Chamada de "segunda revolução" por militantes convictos de que esses jihadistas estão fazendo o jogo do regime, a ofensiva é apoiada pela Coalizão Nacional Síria. O principal agrupamento de opositores vê ali uma oportunidade para melhorar sua imagem junto ao Ocidente, a poucas semanas de uma possível conferência de paz, em Montreux, na Suíça, programada para o dia 22 de janeiro.
"O EIIL conseguiu tirar proveito de suas redes e capacidades no Iraque para ter uma presença forte na Síria e usou sua presença na Síria para reforçar suas posições no Iraque", explica Daniel Byman, um analista do Brookings Center. Para acabar com esses vasos comunicantes, o governo central está tentando conseguir a adesão a seu combate de grandes tribos sunitas, atores-chave dessa região. A manobra lhe havia permitido reprimir uma primeira insurreição jihadista, em 2007-2008, com a ajuda de tropas americanas que evacuaram o país em 2011. Mas a tarefa de Maliki é hoje complicada pelo ódio sentido contra ele por grande parte da comunidade sunita que, de um ano para cá, tem protestado em vão contra sua marginalização dentro do aparelho do Estado.
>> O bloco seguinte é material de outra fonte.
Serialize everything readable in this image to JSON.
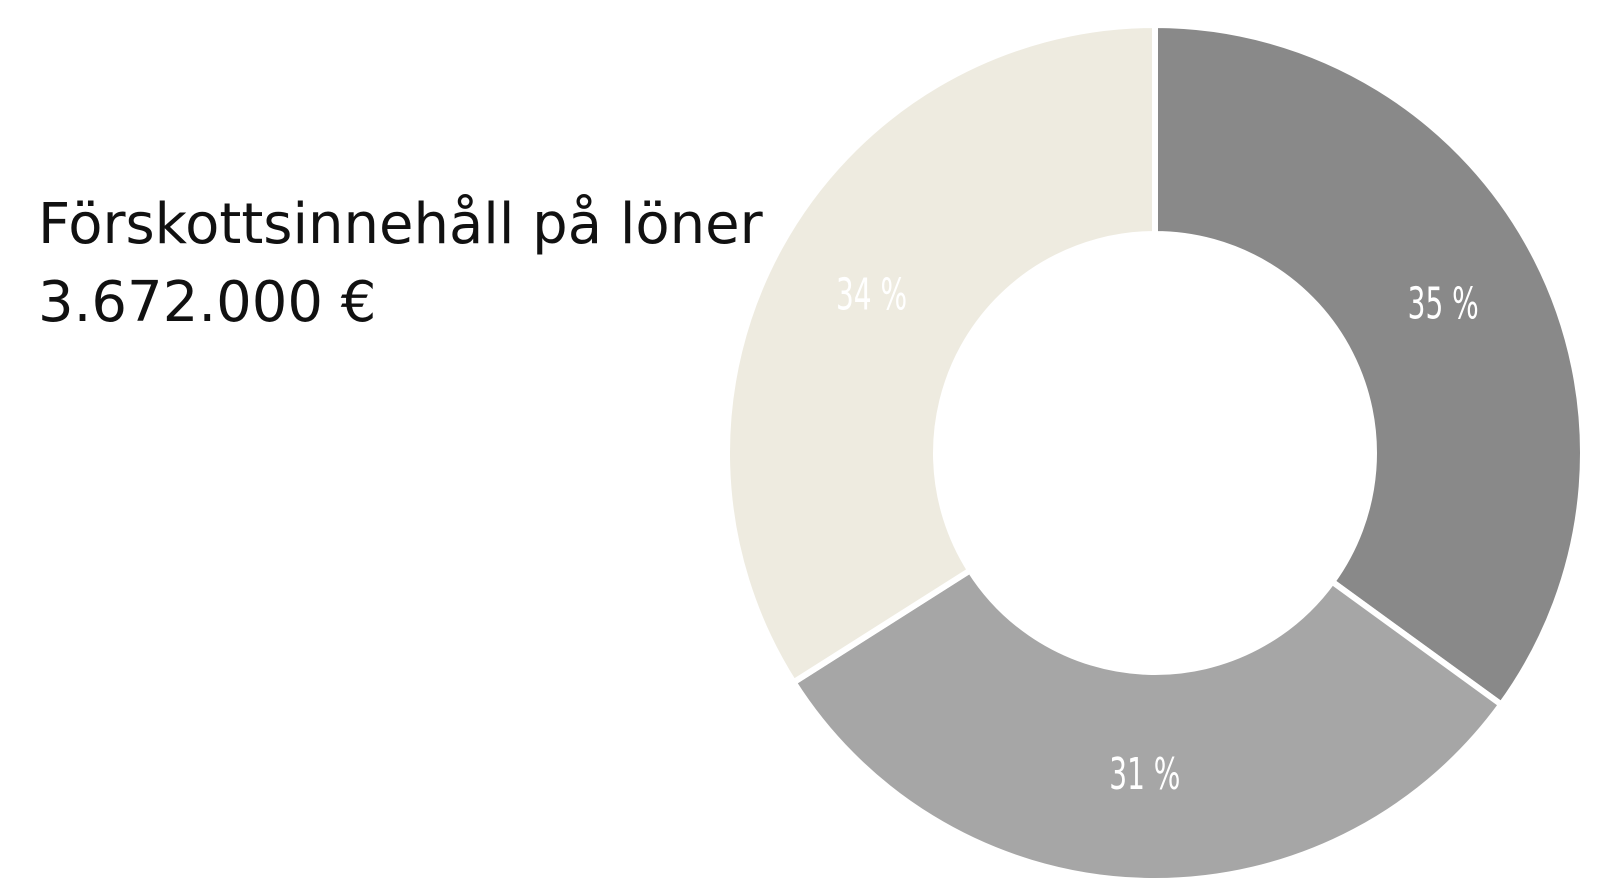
{
  "chart_data": {
    "type": "donut",
    "title": "Förskottsinnehåll på löner",
    "subtitle": "3.672.000 €",
    "values": [
      35,
      31,
      34
    ],
    "value_labels": [
      "35 %",
      "31 %",
      "34 %"
    ],
    "colors": [
      "#898989",
      "#a6a6a6",
      "#eeebe0"
    ]
  }
}
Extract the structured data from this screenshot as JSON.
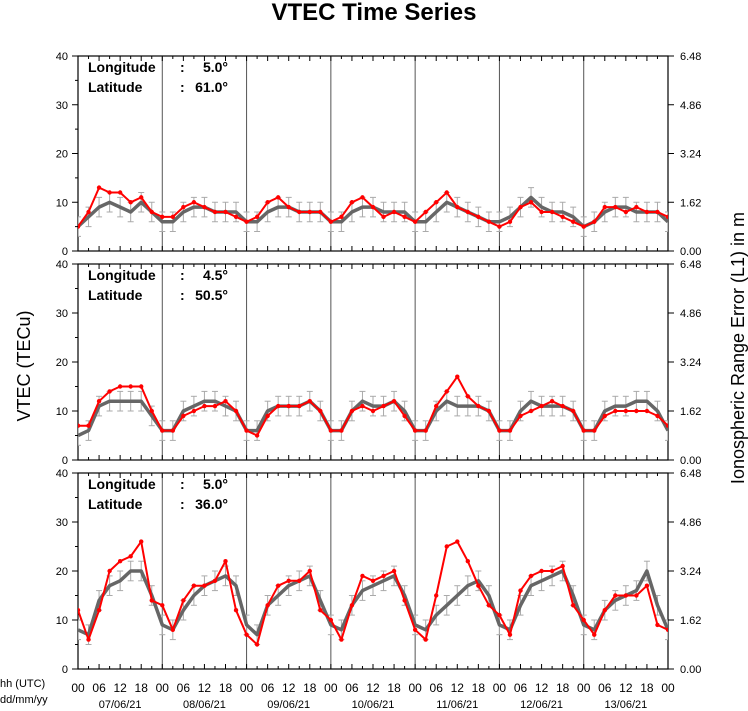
{
  "chart_data": {
    "type": "line",
    "title": "VTEC Time Series",
    "ylabel_left": "VTEC (TECu)",
    "ylabel_right": "Ionospheric Range Error (L1) in m",
    "x_axis_labels": {
      "hour_label": "hh (UTC)",
      "date_label": "dd/mm/yy"
    },
    "x_hour_ticks": [
      "00",
      "06",
      "12",
      "18",
      "00",
      "06",
      "12",
      "18",
      "00",
      "06",
      "12",
      "18",
      "00",
      "06",
      "12",
      "18",
      "00",
      "06",
      "12",
      "18",
      "00",
      "06",
      "12",
      "18",
      "00",
      "06",
      "12",
      "18",
      "00"
    ],
    "x_days": [
      "07/06/21",
      "08/06/21",
      "09/06/21",
      "10/06/21",
      "11/06/21",
      "12/06/21",
      "13/06/21"
    ],
    "x_range_hours": [
      0,
      168
    ],
    "ylim": [
      0,
      40
    ],
    "y_ticks_left": [
      "0",
      "10",
      "20",
      "30",
      "40"
    ],
    "y_ticks_right": [
      "0.00",
      "1.62",
      "3.24",
      "4.86",
      "6.48"
    ],
    "series_colors": {
      "model": "#666666",
      "observed": "#ff0000"
    },
    "panels": [
      {
        "longitude_label": "Longitude",
        "longitude_value": "5.0°",
        "latitude_label": "Latitude",
        "latitude_value": "61.0°",
        "series": [
          {
            "role": "model",
            "x": [
              0,
              3,
              6,
              9,
              12,
              15,
              18,
              21,
              24,
              27,
              30,
              33,
              36,
              39,
              42,
              45,
              48,
              51,
              54,
              57,
              60,
              63,
              66,
              69,
              72,
              75,
              78,
              81,
              84,
              87,
              90,
              93,
              96,
              99,
              102,
              105,
              108,
              111,
              114,
              117,
              120,
              123,
              126,
              129,
              132,
              135,
              138,
              141,
              144,
              147,
              150,
              153,
              156,
              159,
              162,
              165,
              168
            ],
            "y": [
              5,
              7,
              9,
              10,
              9,
              8,
              10,
              8,
              6,
              6,
              8,
              9,
              9,
              8,
              8,
              8,
              6,
              6,
              8,
              9,
              9,
              8,
              8,
              8,
              6,
              6,
              8,
              9,
              9,
              8,
              8,
              8,
              6,
              6,
              8,
              10,
              9,
              8,
              7,
              6,
              6,
              7,
              9,
              11,
              9,
              8,
              8,
              7,
              5,
              6,
              8,
              9,
              9,
              8,
              8,
              8,
              6
            ]
          },
          {
            "role": "observed",
            "x": [
              0,
              3,
              6,
              9,
              12,
              15,
              18,
              21,
              24,
              27,
              30,
              33,
              36,
              39,
              42,
              45,
              48,
              51,
              54,
              57,
              60,
              63,
              66,
              69,
              72,
              75,
              78,
              81,
              84,
              87,
              90,
              93,
              96,
              99,
              102,
              105,
              108,
              111,
              114,
              117,
              120,
              123,
              126,
              129,
              132,
              135,
              138,
              141,
              144,
              147,
              150,
              153,
              156,
              159,
              162,
              165,
              168
            ],
            "y": [
              5,
              8,
              13,
              12,
              12,
              10,
              11,
              8,
              7,
              7,
              9,
              10,
              9,
              8,
              8,
              7,
              6,
              7,
              10,
              11,
              9,
              8,
              8,
              8,
              6,
              7,
              10,
              11,
              9,
              7,
              8,
              7,
              6,
              8,
              10,
              12,
              9,
              8,
              7,
              6,
              5,
              6,
              9,
              10,
              8,
              8,
              7,
              6,
              5,
              6,
              9,
              9,
              8,
              9,
              8,
              8,
              7
            ]
          }
        ]
      },
      {
        "longitude_label": "Longitude",
        "longitude_value": "4.5°",
        "latitude_label": "Latitude",
        "latitude_value": "50.5°",
        "series": [
          {
            "role": "model",
            "x": [
              0,
              3,
              6,
              9,
              12,
              15,
              18,
              21,
              24,
              27,
              30,
              33,
              36,
              39,
              42,
              45,
              48,
              51,
              54,
              57,
              60,
              63,
              66,
              69,
              72,
              75,
              78,
              81,
              84,
              87,
              90,
              93,
              96,
              99,
              102,
              105,
              108,
              111,
              114,
              117,
              120,
              123,
              126,
              129,
              132,
              135,
              138,
              141,
              144,
              147,
              150,
              153,
              156,
              159,
              162,
              165,
              168
            ],
            "y": [
              5,
              6,
              11,
              12,
              12,
              12,
              12,
              9,
              6,
              6,
              10,
              11,
              12,
              12,
              11,
              10,
              6,
              6,
              10,
              11,
              11,
              11,
              12,
              10,
              6,
              6,
              10,
              12,
              11,
              11,
              12,
              10,
              6,
              6,
              10,
              12,
              11,
              11,
              11,
              10,
              6,
              6,
              10,
              12,
              11,
              11,
              11,
              10,
              6,
              6,
              10,
              11,
              11,
              12,
              12,
              10,
              6
            ]
          },
          {
            "role": "observed",
            "x": [
              0,
              3,
              6,
              9,
              12,
              15,
              18,
              21,
              24,
              27,
              30,
              33,
              36,
              39,
              42,
              45,
              48,
              51,
              54,
              57,
              60,
              63,
              66,
              69,
              72,
              75,
              78,
              81,
              84,
              87,
              90,
              93,
              96,
              99,
              102,
              105,
              108,
              111,
              114,
              117,
              120,
              123,
              126,
              129,
              132,
              135,
              138,
              141,
              144,
              147,
              150,
              153,
              156,
              159,
              162,
              165,
              168
            ],
            "y": [
              7,
              7,
              12,
              14,
              15,
              15,
              15,
              10,
              6,
              6,
              9,
              10,
              11,
              11,
              12,
              10,
              6,
              5,
              9,
              11,
              11,
              11,
              12,
              10,
              6,
              6,
              10,
              11,
              10,
              11,
              12,
              9,
              6,
              6,
              11,
              14,
              17,
              13,
              11,
              10,
              6,
              6,
              9,
              10,
              11,
              12,
              11,
              10,
              6,
              6,
              9,
              10,
              10,
              10,
              10,
              9,
              7
            ]
          }
        ]
      },
      {
        "longitude_label": "Longitude",
        "longitude_value": "5.0°",
        "latitude_label": "Latitude",
        "latitude_value": "36.0°",
        "series": [
          {
            "role": "model",
            "x": [
              0,
              3,
              6,
              9,
              12,
              15,
              18,
              21,
              24,
              27,
              30,
              33,
              36,
              39,
              42,
              45,
              48,
              51,
              54,
              57,
              60,
              63,
              66,
              69,
              72,
              75,
              78,
              81,
              84,
              87,
              90,
              93,
              96,
              99,
              102,
              105,
              108,
              111,
              114,
              117,
              120,
              123,
              126,
              129,
              132,
              135,
              138,
              141,
              144,
              147,
              150,
              153,
              156,
              159,
              162,
              165,
              168
            ],
            "y": [
              8,
              7,
              14,
              17,
              18,
              20,
              20,
              15,
              9,
              8,
              12,
              15,
              17,
              18,
              19,
              17,
              9,
              7,
              13,
              15,
              17,
              18,
              19,
              14,
              9,
              8,
              13,
              16,
              17,
              18,
              19,
              15,
              9,
              8,
              11,
              13,
              15,
              17,
              18,
              15,
              9,
              8,
              13,
              17,
              18,
              19,
              20,
              15,
              9,
              8,
              12,
              14,
              15,
              16,
              20,
              13,
              8
            ]
          },
          {
            "role": "observed",
            "x": [
              0,
              3,
              6,
              9,
              12,
              15,
              18,
              21,
              24,
              27,
              30,
              33,
              36,
              39,
              42,
              45,
              48,
              51,
              54,
              57,
              60,
              63,
              66,
              69,
              72,
              75,
              78,
              81,
              84,
              87,
              90,
              93,
              96,
              99,
              102,
              105,
              108,
              111,
              114,
              117,
              120,
              123,
              126,
              129,
              132,
              135,
              138,
              141,
              144,
              147,
              150,
              153,
              156,
              159,
              162,
              165,
              168
            ],
            "y": [
              12,
              6,
              12,
              20,
              22,
              23,
              26,
              14,
              13,
              8,
              14,
              17,
              17,
              18,
              22,
              12,
              7,
              5,
              13,
              17,
              18,
              18,
              20,
              12,
              10,
              6,
              13,
              19,
              18,
              19,
              20,
              14,
              8,
              6,
              15,
              25,
              26,
              22,
              17,
              13,
              11,
              7,
              16,
              19,
              20,
              20,
              21,
              13,
              10,
              7,
              12,
              15,
              15,
              15,
              17,
              9,
              8
            ]
          }
        ]
      }
    ]
  }
}
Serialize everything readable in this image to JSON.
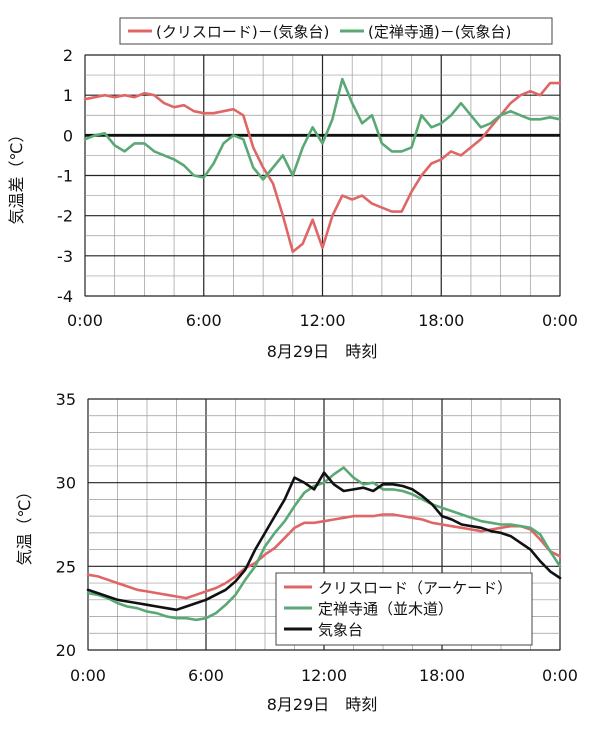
{
  "chart_data": [
    {
      "type": "line",
      "xlabel": "8月29日　時刻",
      "ylabel": "気温差（℃）",
      "x_tick_labels": [
        "0:00",
        "6:00",
        "12:00",
        "18:00",
        "0:00"
      ],
      "xlim": [
        0,
        24
      ],
      "ylim": [
        -4,
        2
      ],
      "y_ticks": [
        -4,
        -3,
        -2,
        -1,
        0,
        1,
        2
      ],
      "grid": true,
      "legend_position": "top",
      "series": [
        {
          "name": "(クリスロード)－(気象台)",
          "color": "#e06666",
          "x": [
            0,
            0.5,
            1,
            1.5,
            2,
            2.5,
            3,
            3.5,
            4,
            4.5,
            5,
            5.5,
            6,
            6.5,
            7,
            7.5,
            8,
            8.5,
            9,
            9.5,
            10,
            10.5,
            11,
            11.5,
            12,
            12.5,
            13,
            13.5,
            14,
            14.5,
            15,
            15.5,
            16,
            16.5,
            17,
            17.5,
            18,
            18.5,
            19,
            19.5,
            20,
            20.5,
            21,
            21.5,
            22,
            22.5,
            23,
            23.5,
            24
          ],
          "values": [
            0.9,
            0.95,
            1.0,
            0.95,
            1.0,
            0.95,
            1.05,
            1.0,
            0.8,
            0.7,
            0.75,
            0.6,
            0.55,
            0.55,
            0.6,
            0.65,
            0.5,
            -0.3,
            -0.8,
            -1.2,
            -2.0,
            -2.9,
            -2.7,
            -2.1,
            -2.8,
            -2.0,
            -1.5,
            -1.6,
            -1.5,
            -1.7,
            -1.8,
            -1.9,
            -1.9,
            -1.4,
            -1.0,
            -0.7,
            -0.6,
            -0.4,
            -0.5,
            -0.3,
            -0.1,
            0.2,
            0.5,
            0.8,
            1.0,
            1.1,
            1.0,
            1.3,
            1.3
          ]
        },
        {
          "name": "(定禅寺通)－(気象台)",
          "color": "#5aa874",
          "x": [
            0,
            0.5,
            1,
            1.5,
            2,
            2.5,
            3,
            3.5,
            4,
            4.5,
            5,
            5.5,
            6,
            6.5,
            7,
            7.5,
            8,
            8.5,
            9,
            9.5,
            10,
            10.5,
            11,
            11.5,
            12,
            12.5,
            13,
            13.5,
            14,
            14.5,
            15,
            15.5,
            16,
            16.5,
            17,
            17.5,
            18,
            18.5,
            19,
            19.5,
            20,
            20.5,
            21,
            21.5,
            22,
            22.5,
            23,
            23.5,
            24
          ],
          "values": [
            -0.1,
            0.0,
            0.05,
            -0.25,
            -0.4,
            -0.2,
            -0.2,
            -0.4,
            -0.5,
            -0.6,
            -0.75,
            -1.0,
            -1.05,
            -0.7,
            -0.2,
            0.0,
            -0.1,
            -0.8,
            -1.1,
            -0.8,
            -0.5,
            -1.0,
            -0.3,
            0.2,
            -0.2,
            0.4,
            1.4,
            0.8,
            0.3,
            0.5,
            -0.2,
            -0.4,
            -0.4,
            -0.3,
            0.5,
            0.2,
            0.3,
            0.5,
            0.8,
            0.5,
            0.2,
            0.3,
            0.5,
            0.6,
            0.5,
            0.4,
            0.4,
            0.45,
            0.4
          ]
        }
      ]
    },
    {
      "type": "line",
      "xlabel": "8月29日　時刻",
      "ylabel": "気温（℃）",
      "x_tick_labels": [
        "0:00",
        "6:00",
        "12:00",
        "18:00",
        "0:00"
      ],
      "xlim": [
        0,
        24
      ],
      "ylim": [
        20,
        35
      ],
      "y_ticks": [
        20,
        25,
        30,
        35
      ],
      "grid": true,
      "legend_position": "bottom-right",
      "series": [
        {
          "name": "クリスロード（アーケード）",
          "color": "#e06666",
          "x": [
            0,
            0.5,
            1,
            1.5,
            2,
            2.5,
            3,
            3.5,
            4,
            4.5,
            5,
            5.5,
            6,
            6.5,
            7,
            7.5,
            8,
            8.5,
            9,
            9.5,
            10,
            10.5,
            11,
            11.5,
            12,
            12.5,
            13,
            13.5,
            14,
            14.5,
            15,
            15.5,
            16,
            16.5,
            17,
            17.5,
            18,
            18.5,
            19,
            19.5,
            20,
            20.5,
            21,
            21.5,
            22,
            22.5,
            23,
            23.5,
            24
          ],
          "values": [
            24.5,
            24.4,
            24.2,
            24.0,
            23.8,
            23.6,
            23.5,
            23.4,
            23.3,
            23.2,
            23.1,
            23.3,
            23.5,
            23.7,
            24.0,
            24.4,
            24.9,
            25.2,
            25.7,
            26.1,
            26.7,
            27.3,
            27.6,
            27.6,
            27.7,
            27.8,
            27.9,
            28.0,
            28.0,
            28.0,
            28.1,
            28.1,
            28.0,
            27.9,
            27.8,
            27.6,
            27.5,
            27.4,
            27.3,
            27.2,
            27.1,
            27.2,
            27.3,
            27.4,
            27.4,
            27.2,
            26.6,
            25.9,
            25.6
          ]
        },
        {
          "name": "定禅寺通（並木道）",
          "color": "#5aa874",
          "x": [
            0,
            0.5,
            1,
            1.5,
            2,
            2.5,
            3,
            3.5,
            4,
            4.5,
            5,
            5.5,
            6,
            6.5,
            7,
            7.5,
            8,
            8.5,
            9,
            9.5,
            10,
            10.5,
            11,
            11.5,
            12,
            12.5,
            13,
            13.5,
            14,
            14.5,
            15,
            15.5,
            16,
            16.5,
            17,
            17.5,
            18,
            18.5,
            19,
            19.5,
            20,
            20.5,
            21,
            21.5,
            22,
            22.5,
            23,
            23.5,
            24
          ],
          "values": [
            23.4,
            23.3,
            23.1,
            22.8,
            22.6,
            22.5,
            22.3,
            22.2,
            22.0,
            21.9,
            21.9,
            21.8,
            21.9,
            22.2,
            22.7,
            23.3,
            24.2,
            25.0,
            26.2,
            27.0,
            27.7,
            28.6,
            29.4,
            29.8,
            30.0,
            30.5,
            30.9,
            30.3,
            29.9,
            30.0,
            29.6,
            29.6,
            29.5,
            29.3,
            29.0,
            28.7,
            28.5,
            28.3,
            28.1,
            27.9,
            27.7,
            27.6,
            27.5,
            27.5,
            27.4,
            27.3,
            26.9,
            25.9,
            25.0
          ]
        },
        {
          "name": "気象台",
          "color": "#111111",
          "x": [
            0,
            0.5,
            1,
            1.5,
            2,
            2.5,
            3,
            3.5,
            4,
            4.5,
            5,
            5.5,
            6,
            6.5,
            7,
            7.5,
            8,
            8.5,
            9,
            9.5,
            10,
            10.5,
            11,
            11.5,
            12,
            12.5,
            13,
            13.5,
            14,
            14.5,
            15,
            15.5,
            16,
            16.5,
            17,
            17.5,
            18,
            18.5,
            19,
            19.5,
            20,
            20.5,
            21,
            21.5,
            22,
            22.5,
            23,
            23.5,
            24
          ],
          "values": [
            23.6,
            23.4,
            23.2,
            23.0,
            22.9,
            22.8,
            22.7,
            22.6,
            22.5,
            22.4,
            22.6,
            22.8,
            23.0,
            23.3,
            23.6,
            24.1,
            24.8,
            26.0,
            27.0,
            28.0,
            29.0,
            30.3,
            30.0,
            29.6,
            30.6,
            29.9,
            29.5,
            29.6,
            29.7,
            29.5,
            29.9,
            29.9,
            29.8,
            29.6,
            29.2,
            28.7,
            28.0,
            27.8,
            27.5,
            27.4,
            27.3,
            27.1,
            27.0,
            26.8,
            26.4,
            26.0,
            25.3,
            24.7,
            24.3
          ]
        }
      ]
    }
  ]
}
Esse movimento de protesto aos poucos se transformou em revolta armada, uma vez que o EIIL é somente mais um dentre os atores do caos que reina no país, onde 9.500 civis foram mortos em 2013.
Em viagem pelo Oriente Médio para apoiar as negociações entre Israel e Palestina em andamento, o secretário de Estado americano, John Kerry, afastou a hipótese de que os Estados Unidos voltarão a enviar tropas em solo. "Nós ajudaremos --as autoridades de Bagdá-- em seu combate, mas é um combate que elas mesmas devem vencer no final, e tenho confiança no fato de que elas conseguirão", ele declarou a partir de Jerusalém.
Já o Irã, o grande vizinho xiita, anunciou estar disposto a fornecer equipamentos militares, ao mesmo tempo em que também rejeita a ideia de enviar homens. Teerã parece confiante. Fortalecido pelo acordo temporário assinado com os Estados Unidos sobre seu programa nuclear, o regime iraniano por ora acredita estar em vantagem, em sua disputa de força à distância com a Arábia Saudita, defensora da causa sunita.
"A sensação de perseguição que por muito tempo estruturou o mundo xiita está mudando de lado", observa Harling. "Os sunitas mais sectários têm a impressão de que depois de ter tomado Bagdá e Beirute, sob domínio do Hezbollah, o Irã está se preparando para tomar Damasco deles. Eles temem um efeito dominó, e como se sentem abandonados por seu tradicional aliado, os Estados Unidos, eles estão dispostos a tudo para confrontá-los."